Administration Agencies

Part 4 relates to the use of administration agencies.

There has been growing concern about the use of administration agencies, especially those who appear to be operating like MROs outside of the MedCo process. The response acknowledged that there are a variety of administration agency models in the market, ranging from those carrying out simple administration tasks to those carrying out more complex management functions akin to a MRO. There was support for the idea that administration agencies should be audited by MedCo with the MoJ noting: “The government agrees that if AAs are operating as de-facto MROs, logically it is appropriate that they should be held to the same standards, criteria and financial commitments as existing MROs registered on MedCo.”

It is accepted that administration agencies should be audited, and the MoJ has committed to working with MedCo to come up with a range of QC that MedCo can audit against that reflect the different types of support activities that different administration agencies provide.

Comment: We welcome the news that administration agencies are to be brought within MedCo’s remit. There are many agencies in existence that are providing a vital service to medical experts.  Others who are operating more like MROs should not be allowed to continue to do so without accountability, oversight and the need to comply with MedCo Rules.

 

Fixed Cost Medical Reports

Part 5 relates to the fees for Fixed Cost Medical Reports.

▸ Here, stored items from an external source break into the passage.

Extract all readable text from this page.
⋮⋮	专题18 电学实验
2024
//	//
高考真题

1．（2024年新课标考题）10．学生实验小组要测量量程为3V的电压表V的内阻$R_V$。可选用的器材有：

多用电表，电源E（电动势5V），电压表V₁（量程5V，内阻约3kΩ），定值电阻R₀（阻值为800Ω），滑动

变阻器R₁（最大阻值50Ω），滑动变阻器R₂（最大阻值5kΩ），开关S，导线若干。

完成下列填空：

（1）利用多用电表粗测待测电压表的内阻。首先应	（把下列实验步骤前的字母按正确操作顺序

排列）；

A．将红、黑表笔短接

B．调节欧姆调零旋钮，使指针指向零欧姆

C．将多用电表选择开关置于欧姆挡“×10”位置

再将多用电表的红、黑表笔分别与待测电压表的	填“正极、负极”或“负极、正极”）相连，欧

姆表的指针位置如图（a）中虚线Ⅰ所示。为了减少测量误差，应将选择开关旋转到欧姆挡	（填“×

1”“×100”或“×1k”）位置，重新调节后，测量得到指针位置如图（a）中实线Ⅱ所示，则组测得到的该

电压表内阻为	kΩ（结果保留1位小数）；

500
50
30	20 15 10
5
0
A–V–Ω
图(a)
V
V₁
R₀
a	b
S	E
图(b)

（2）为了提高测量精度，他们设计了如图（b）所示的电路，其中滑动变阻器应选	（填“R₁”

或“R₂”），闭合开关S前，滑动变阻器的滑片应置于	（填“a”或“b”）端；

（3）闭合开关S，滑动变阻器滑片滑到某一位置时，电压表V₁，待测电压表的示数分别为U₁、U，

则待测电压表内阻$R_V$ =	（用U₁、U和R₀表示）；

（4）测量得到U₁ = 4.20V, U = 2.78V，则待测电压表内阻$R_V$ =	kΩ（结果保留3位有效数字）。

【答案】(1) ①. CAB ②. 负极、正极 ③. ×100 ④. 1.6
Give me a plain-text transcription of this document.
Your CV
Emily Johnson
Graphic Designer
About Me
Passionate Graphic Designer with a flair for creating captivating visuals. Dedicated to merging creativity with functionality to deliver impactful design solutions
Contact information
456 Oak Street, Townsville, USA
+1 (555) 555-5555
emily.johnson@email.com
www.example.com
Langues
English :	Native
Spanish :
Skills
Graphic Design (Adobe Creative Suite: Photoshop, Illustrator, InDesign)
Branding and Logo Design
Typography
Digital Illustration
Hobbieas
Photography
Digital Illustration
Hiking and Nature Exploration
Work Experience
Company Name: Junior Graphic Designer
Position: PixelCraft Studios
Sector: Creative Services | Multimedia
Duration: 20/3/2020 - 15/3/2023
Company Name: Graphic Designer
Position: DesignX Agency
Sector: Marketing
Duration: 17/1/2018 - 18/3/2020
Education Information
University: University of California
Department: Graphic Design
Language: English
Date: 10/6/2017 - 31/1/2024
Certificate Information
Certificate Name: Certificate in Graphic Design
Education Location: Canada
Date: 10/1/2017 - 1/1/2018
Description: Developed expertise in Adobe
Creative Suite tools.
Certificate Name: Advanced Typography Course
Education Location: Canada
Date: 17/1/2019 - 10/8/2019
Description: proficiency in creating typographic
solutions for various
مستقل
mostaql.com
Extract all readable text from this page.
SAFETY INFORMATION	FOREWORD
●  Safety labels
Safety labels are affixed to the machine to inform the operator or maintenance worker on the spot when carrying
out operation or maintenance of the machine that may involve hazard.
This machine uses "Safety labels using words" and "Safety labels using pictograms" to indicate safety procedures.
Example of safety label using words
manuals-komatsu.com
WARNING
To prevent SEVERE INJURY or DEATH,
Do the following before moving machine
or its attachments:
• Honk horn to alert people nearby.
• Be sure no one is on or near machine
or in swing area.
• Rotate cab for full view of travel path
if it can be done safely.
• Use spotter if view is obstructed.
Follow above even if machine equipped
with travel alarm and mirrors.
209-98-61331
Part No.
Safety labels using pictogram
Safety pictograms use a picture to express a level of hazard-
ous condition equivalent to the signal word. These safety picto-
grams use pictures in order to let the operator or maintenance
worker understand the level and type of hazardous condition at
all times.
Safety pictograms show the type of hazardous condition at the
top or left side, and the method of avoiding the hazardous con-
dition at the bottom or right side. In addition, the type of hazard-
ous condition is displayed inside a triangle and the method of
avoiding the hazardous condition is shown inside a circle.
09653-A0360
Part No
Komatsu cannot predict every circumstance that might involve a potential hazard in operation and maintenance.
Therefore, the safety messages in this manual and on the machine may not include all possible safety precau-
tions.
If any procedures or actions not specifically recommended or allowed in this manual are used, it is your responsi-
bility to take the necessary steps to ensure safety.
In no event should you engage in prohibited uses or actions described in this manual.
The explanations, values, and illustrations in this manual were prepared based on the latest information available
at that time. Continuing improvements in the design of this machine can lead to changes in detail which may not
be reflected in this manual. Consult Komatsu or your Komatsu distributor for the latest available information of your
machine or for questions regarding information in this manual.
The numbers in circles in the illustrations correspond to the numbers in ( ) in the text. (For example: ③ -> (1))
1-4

The fixed cost medical report scheme was introduced in 2014 and the fees have remained unchanged since then, so, for example, a first medical report is fixed at £180 (+ VAT where appropriate). The figures proposed in the consultation paper increased (for example) the fee for the first medical report to £210  (+ VAT where appropriate). The principle that there should be an increase is now in place and that the increase should be calculated by reference to the Services Producer Price Inflation (SPPI). The final figure is not yet known as the MoJ indicate that due to the passage of time it will need to be recalculated and they will consult again on the new figures before the change is implemented.

Comment: The response does not make it clear what index within SPPI (and there are several) is being applied. This could make a significant difference to the figures.

 

Official Injury Claim (OIC) medical reporting process

Part 6 relates to the Official Injury Claim medical reporting process.

The MoJ has confirmed that represented claimants must now wait for the defendant’s response on liability before obtaining medical evidence – as is already the position for unrepresented claimants. They will also work with stakeholders to explore the development of options for aligning the processes for obtaining medical reports, so that represented and unrepresented claimants follow the same medical reporting journey. They will also work with MedCo on the accreditation requirements for experts to ensure that they are complying with the requirements of the pre-action protocol.

Comment: There will be benefit in this change. The delay to claimants will not be significant and it should go some way to ensuring that experts have all of the information they need (including the defendant’s version of events). It is disappointing that the processes are not to be fully aligned, but we welcome the MoJ’s commitment to working with stakeholders to explore the development of an aligned process.